An einer Stelle des Films macht Roman etwa ein Foto von Sergey und Louisa bei einer Militärparade. Erst stellt er auf Louisa scharf, dann wandert die Kamera zu Sergey, und Roman drückt ab. Doch für diese Blicke, diese Momente des Begehrens lässt sich der Film nicht genug Zeit, er geht nicht lange genug nah heran an diese emotionalen Momente. Das ist schade, denn vor allem Tom Prior glänzt in seiner Darstellung von Sergey mit seiner Verletzlichkeit, Hingabe und seinem Mut, das eigene Ich auszuleben.
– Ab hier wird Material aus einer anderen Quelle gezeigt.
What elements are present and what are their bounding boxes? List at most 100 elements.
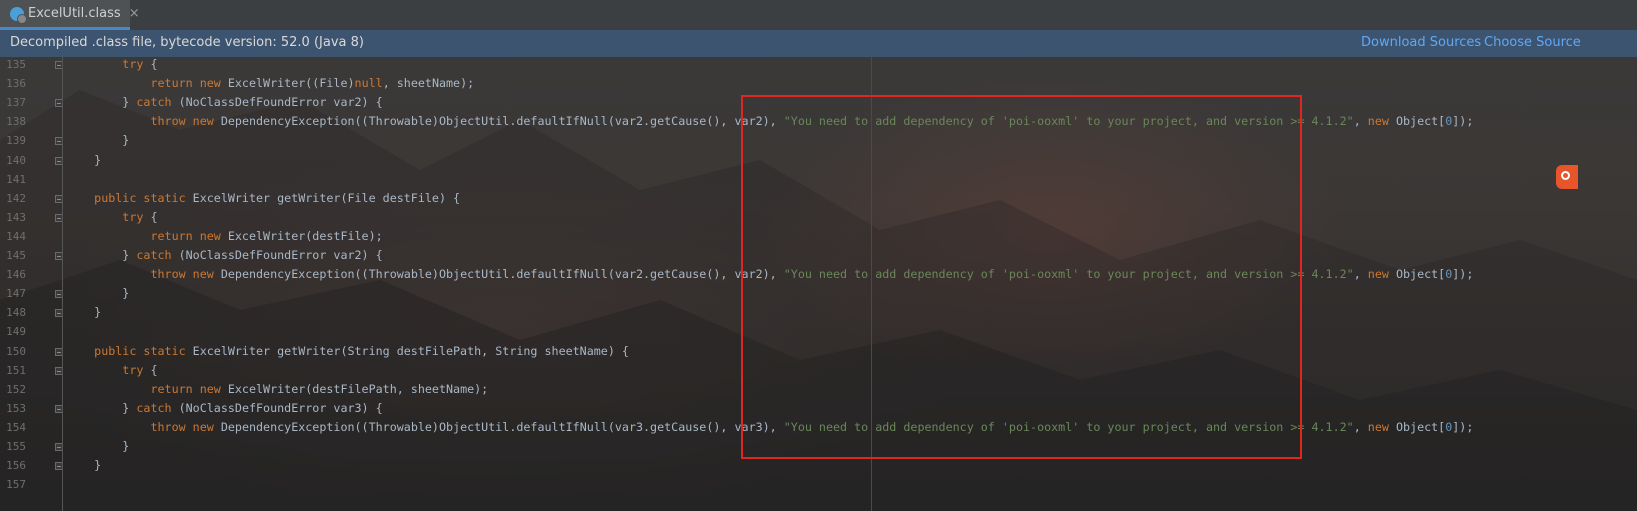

So fehlt es den Figuren an charakterlicher Schärfe. Es wirkt zum Beispiel zu leichtfertig, wie Roman nach seiner intensiven Beziehung zu Sergey einfach Louisa heiratet und ein Kind mit ihr bekommt. Es wird nicht glaubhaft erzählt, was für einen persönlichen Kampf eine solche Entscheidung bedeutet, wenn man sein Ich nicht ausleben darf und das eigene Leben zur permanenten Lüge wird.
Trotzdem ist „Firebird“ ein berührender Film, vor allem, da er auf einer wahren Begebenheit beruht. Regisseur und Hauptdarsteller trafen sich mit dem echten Sergey Fetisov, als sie für ihren Film recherchierten, und ließen dies in das Drehbuch, das die beiden gemeinsam geschrieben haben, einfließen. Somit ist „Firebird“ auch ein persönliches Zeitzeugnis über die Schwierigkeiten, die es mit sich bringt, wenn das eigene Begehren unter Strafe steht.